First hosted in West Kilbride, Scotland, the scarecrow festival was an initiative to help promote spirit and civic pride within the community and to celebrate its beginnings as an agricultural community. The festival is now widely embraced by West Kilbride residents and businesses.
This is now a very large annual event involving all the residents and many businesses who proudly make and display hundreds of different scarecrows, some very humorous around the community including their gardens. Although the Scarecrow Festival is open to everyone, scarecrow makers do have to complete an entry form and in the past there has been a theme for the scarecrows. The entry fees all go towards the festival and as long as their scarecrows are up by opening day, anything goes. As an added incentive, scarecrow makers can buy scarecrows on stick packs. These packs tell the entry maker everything they need in order to completely make a scarecrow on a stick for the festival. These packs go on sale at the beginning of July. The packs and the entry forms can be found and purchased at some of the craft shops around town, but don’t wait to pick yours up.
This festival is a week long event that opens with a huge parade through West Kilbride and ending at the Kirktonhall Glen where there is a host of afternoon activities for the entire family. This is a free festival for everyone to enjoy and is scheduled for the last part of July in Kirkton Glen in 2009.

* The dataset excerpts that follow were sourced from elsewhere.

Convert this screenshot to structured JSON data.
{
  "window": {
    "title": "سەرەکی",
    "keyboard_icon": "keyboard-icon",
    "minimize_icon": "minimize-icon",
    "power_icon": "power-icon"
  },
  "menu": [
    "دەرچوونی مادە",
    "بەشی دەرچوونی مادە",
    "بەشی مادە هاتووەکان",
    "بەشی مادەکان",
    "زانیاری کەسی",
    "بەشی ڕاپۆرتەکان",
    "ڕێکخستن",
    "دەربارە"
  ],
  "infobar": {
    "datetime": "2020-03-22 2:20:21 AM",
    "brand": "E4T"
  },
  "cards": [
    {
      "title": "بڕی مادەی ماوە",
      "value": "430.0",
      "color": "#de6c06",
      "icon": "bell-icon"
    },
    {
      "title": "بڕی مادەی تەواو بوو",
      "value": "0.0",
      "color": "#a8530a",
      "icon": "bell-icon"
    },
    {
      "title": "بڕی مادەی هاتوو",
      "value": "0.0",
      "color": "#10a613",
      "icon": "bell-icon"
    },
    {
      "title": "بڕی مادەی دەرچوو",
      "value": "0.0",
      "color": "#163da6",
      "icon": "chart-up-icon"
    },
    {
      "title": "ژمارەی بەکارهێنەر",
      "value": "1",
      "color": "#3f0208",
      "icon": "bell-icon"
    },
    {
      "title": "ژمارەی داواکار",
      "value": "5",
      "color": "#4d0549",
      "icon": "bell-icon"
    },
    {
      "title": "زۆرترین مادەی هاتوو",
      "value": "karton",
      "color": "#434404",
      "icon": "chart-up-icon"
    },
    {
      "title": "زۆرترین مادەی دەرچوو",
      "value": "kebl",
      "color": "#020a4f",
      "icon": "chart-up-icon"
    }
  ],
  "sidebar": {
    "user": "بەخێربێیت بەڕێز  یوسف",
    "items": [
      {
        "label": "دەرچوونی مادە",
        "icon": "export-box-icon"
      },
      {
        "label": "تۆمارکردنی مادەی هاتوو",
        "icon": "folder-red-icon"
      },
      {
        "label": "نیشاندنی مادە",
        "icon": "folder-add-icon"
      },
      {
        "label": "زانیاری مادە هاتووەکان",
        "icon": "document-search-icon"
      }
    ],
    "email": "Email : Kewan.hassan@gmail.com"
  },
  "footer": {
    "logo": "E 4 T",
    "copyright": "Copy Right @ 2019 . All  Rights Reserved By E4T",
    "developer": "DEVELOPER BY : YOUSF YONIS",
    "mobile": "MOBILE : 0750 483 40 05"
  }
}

In Kirktonhall Glen, you will be amazed at the scarecrows on exhibit, as well as taking in the museum, the galleries and of course your choice of refreshments and meals, not to mention the games, entertainers and the music that will also be available for your enjoyment. Each day there is a list of the events taking place along with the timetable for each so make sure to check for events of interest to you. By doing that, you won’t miss something that you’ve been waiting to see.
Although first hosted in West Kilbride, the Scarecrow Festival is now celebrated in other areas of Scotland, such as Montrose, Thornton Hough Village Green, and Kettlewell. Typically the festivals are free and fun for the entire family however they are also used as a fundraising vehicle to raise money to refurbish some buildings and other community and charitable works. It is definitely something worth checking out.